The collection of evidence, presumed remains and debris from the Titan sub implosion is part of an ongoing investigation into how the implosion occurred.

“The MBI (Coast Guard’s Marine Board of Investigation) will continue evidence analysis and witness interviews ahead of a public hearing regarding this tragedy,” the Coast Guard said.

The conclusion of the salvage mission comes on the heels of a recent movie announcement: “Salvaged.”

The Titan incident is slated to be chronicled in this film with E. Brian Dobbins as a producer and Justin MacGregor and Jonathan Keasey as co-writers.
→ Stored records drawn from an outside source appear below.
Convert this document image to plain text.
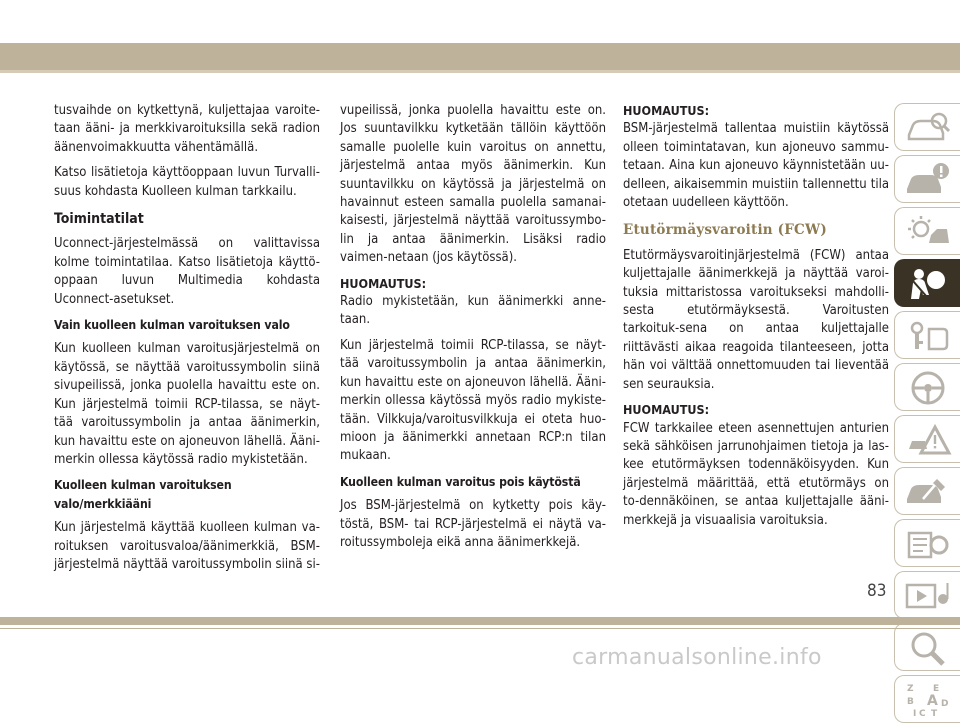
tusvaihde on kytkettynä, kuljettajaa varoite-taan ääni- ja merkkivaroituksilla sekä radion äänenvoimakkuutta vähentämällä.

Katso lisätietoja käyttöoppaan luvun Turvalli-suus kohdasta Kuolleen kulman tarkkailu.

Toimintatilat

Uconnect-järjestelmässä on valittavissa kolme toimintatilaa. Katso lisätietoja käyttö-oppaan luvun Multimedia kohdasta Uconnect-asetukset.

Vain kuolleen kulman varoituksen valo

Kun kuolleen kulman varoitusjärjestelmä on käytössä, se näyttää varoitussymbolin siinä sivupeilissä, jonka puolella havaittu este on. Kun järjestelmä toimii RCP-tilassa, se näyt-tää varoitussymbolin ja antaa äänimerkin, kun havaittu este on ajoneuvon lähellä. Ääni-merkin ollessa käytössä radio mykistetään.

Kuolleen kulman varoituksen valo/merkkiääni

Kun järjestelmä käyttää kuolleen kulman va-roituksen varoitusvaloa/äänimerkkiä, BSM-järjestelmä näyttää varoitussymbolin siinä si-

vupeilissä, jonka puolella havaittu este on. Jos suuntavilkku kytketään tällöin käyttöön samalle puolelle kuin varoitus on annettu, järjestelmä antaa myös äänimerkin. Kun suuntavilkku on käytössä ja järjestelmä on havainnut esteen samalla puolella samanai-kaisesti, järjestelmä näyttää varoitussymbo-lin ja antaa äänimerkin. Lisäksi radio vaimen-netaan (jos käytössä).

HUOMAUTUS:

Radio mykistetään, kun äänimerkki anne-taan.

Kun järjestelmä toimii RCP-tilassa, se näyt-tää varoitussymbolin ja antaa äänimerkin, kun havaittu este on ajoneuvon lähellä. Ääni-merkin ollessa käytössä myös radio mykiste-tään. Vilkkuja/varoitusvilkkuja ei oteta huo-mioon ja äänimerkki annetaan RCP:n tilan mukaan.

Kuolleen kulman varoitus pois käytöstä

Jos BSM-järjestelmä on kytketty pois käy-töstä, BSM- tai RCP-järjestelmä ei näytä va-roitussymboleja eikä anna äänimerkkejä.

HUOMAUTUS:

BSM-järjestelmä tallentaa muistiin käytössä olleen toimintatavan, kun ajoneuvo sammu-tetaan. Aina kun ajoneuvo käynnistetään uu-delleen, aikaisemmin muistiin tallennettu tila otetaan uudelleen käyttöön.

Etutörmäysvaroitin (FCW)

Etutörmäysvaroitinjärjestelmä (FCW) antaa kuljettajalle äänimerkkejä ja näyttää varoi-tuksia mittaristossa varoitukseksi mahdolli-sesta etutörmäyksestä. Varoitusten tarkoituk-sena on antaa kuljettajalle riittävästi aikaa reagoida tilanteeseen, jotta hän voi välttää onnettomuuden tai lieventää sen seurauksia.

HUOMAUTUS:

FCW tarkkailee eteen asennettujen anturien sekä sähköisen jarrunohjaimen tietoja ja las-kee etutörmäyksen todennäköisyyden. Kun järjestelmä määrittää, että etutörmäys on to-dennäköinen, se antaa kuljettajalle ääni-merkkejä ja visuaalisia varoituksia.

Z E
B A
I C
D
T
83
carmanualsonline.info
What happened to the Titan sub?

The Titan sub was a research submersible (different than a submarine) that could hold up to five people. The sub would take passengers down to the floor of the Atlantic ocean to see the Titanic wreckage and had successful voyages before June 2023. Tickets would cost up to $250,000 per person, according to Insider.
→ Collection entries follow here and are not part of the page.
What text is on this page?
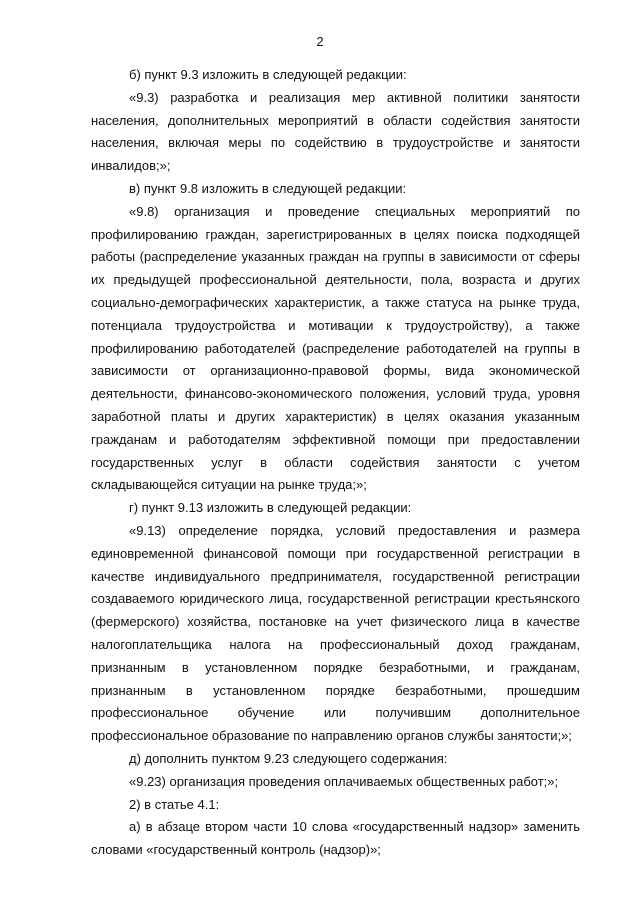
2

б) пункт 9.3 изложить в следующей редакции:

«9.3) разработка и реализация мер активной политики занятости населения, дополнительных мероприятий в области содействия занятости населения, включая меры по содействию в трудоустройстве и занятости инвалидов;»;

в) пункт 9.8 изложить в следующей редакции:

«9.8) организация и проведение специальных мероприятий по профилированию граждан, зарегистрированных в целях поиска подходящей работы (распределение указанных граждан на группы в зависимости от сферы их предыдущей профессиональной деятельности, пола, возраста и других социально-демографических характеристик, а также статуса на рынке труда, потенциала трудоустройства и мотивации к трудоустройству), а также профилированию работодателей (распределение работодателей на группы в зависимости от организационно-правовой формы, вида экономической деятельности, финансово-экономического положения, условий труда, уровня заработной платы и других характеристик) в целях оказания указанным гражданам и работодателям эффективной помощи при предоставлении государственных услуг в области содействия занятости с учетом складывающейся ситуации на рынке труда;»;

г) пункт 9.13 изложить в следующей редакции:

«9.13) определение порядка, условий предоставления и размера единовременной финансовой помощи при государственной регистрации в качестве индивидуального предпринимателя, государственной регистрации создаваемого юридического лица, государственной регистрации крестьянского (фермерского) хозяйства, постановке на учет физического лица в качестве налогоплательщика налога на профессиональный доход гражданам, признанным в установленном порядке безработными, и гражданам, признанным в установленном порядке безработными, прошедшим профессиональное обучение или получившим дополнительное профессиональное образование по направлению органов службы занятости;»;

д) дополнить пунктом 9.23 следующего содержания:

«9.23) организация проведения оплачиваемых общественных работ;»;

2) в статье 4.1:

а) в абзаце втором части 10 слова «государственный надзор» заменить словами «государственный контроль (надзор)»;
The OceanGate sub had drawn controversy before the June 2023 dive. In 2018, a joint letter signed by over three dozen people in the sub craft industry warned “of possible ‘catastrophic’ problems with the submersible’s development,” per The New York Times.

After the sub began its initial descent on a Sunday in June, it lost contact with its mothership. Unlike submarines, which are autonomous, submersibles need to remain in contact with a mothership throughout the dive.

After the sub lost contact, a sprawling, multinational search began. The sub only had a 96-hour oxygen supply, according to The Associated Press.

The search area was twice the size of Connecticut and 212 miles down into the ocean. The U.S. Navy, Canadian Coast Guard, OceanGate Expeditions, a French team, a submariner from the British Royal Navy and Wood Holes Oceanographic Institution all joined the effort to find the Titan.

Then, on the fifth day of the search (a Thursday), the Coast Guard announced the sub was believed to have imploded.

Later, The Wall Street Journal reported the U.S. Navy believed it had heard the Titan’s implosion.

“A top secret military acoustic detection system designed to spot enemy submarines first heard what the U.S. Navy suspected was the Titan submersible implosion hours after the submersible began its voyage, officials involved in the search said,” according to The Wall Street Journal.

“The U.S. held off making public what noises it had detected because it wanted to ensure search-and-rescue operations continued and couldn’t say for sure it was an implosion,” per The Wall Street Journal.

The U.S Navy relayed that it had detected a possible implosion to the Coast Guard. “It looks that the Titan imploded on Sunday on its way down to the Titanic shortly after contact was lost at a depth of around 9,000 feet,” an unnamed person “with direct knowledge of the matter” told The Wall Street Journal.